Data terbaru menunjukkan hampir 35 persen remaja Indonesia mengalami masalah kesehatan mental dalam 12 bulan terakhir, sementara 28 persen pengguna internet aktif bermain game online setiap hari. Kondisi ini menegaskan kesehatan jiwa remaja adalah isu mendesak yang tidak bisa diabaikan.

SBH hadir sebagai jembatan antara dunia pramuka dan dunia kesehatan. "Dengan semangat pramuka dan jiwa bakti kesehatan, SBH menegaskan bahwa perlindungan perempuan dan anak, serta kesehatan jiwa remaja di era digital adalah tanggung jawab bersama," katanya.

SBH lahir dari semangat gerakan pramuka untuk mendukung pembangunan kesehatan di Indonesia. Sejak dibentuk oleh Kemenkes bersama Gerakan Pramuka pada tahun 1985, SBH dirancang sebagai wadah pendidikan dan pengabdian bagi Pramuka Penegak dan Pandega yang berminat di bidang kesehatan.

"Tujuannya sederhana namun visioner, menyiapkan kader muda yang mampu menjadi pelopor hidup sehat, sekaligus agen perubahan di tengah masyarakat," ujar Imran.

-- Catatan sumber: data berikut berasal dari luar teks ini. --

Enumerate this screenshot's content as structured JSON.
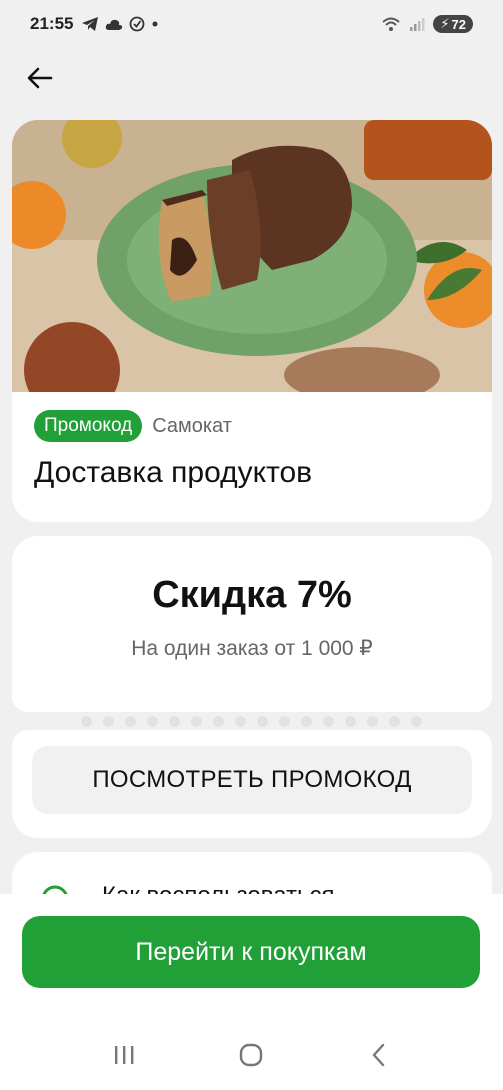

Saat ini jumlah anggota SBH secara nasional mencapai sekitar 57.514 orang, tersebar di 2.147 pangkalan di puskesmas dan UPT Kemenkes di 30 provinsi.

"Hari ulang tahun SBH bukan sekadar perayaan usia, melainkan perayaan komitmen. Komitmen untuk menolak segala bentuk kekerasan, komitmen untuk mendampingi remaja agar bebas dari adiksi digital, dan komitmen untuk menanamkan nilai kesehatan, empati, serta keadilan sosial dalam setiap langkah," kata Imran.

Menurutnya, SBH yang lahir dari semangat kebangsaan kini menemukan relevansi baru, yakni menjadi gerakan moral yang memastikan setiap anak dan remaja Indonesia tumbuh dalam lingkungan yang aman, suportif, dan penuh kasih.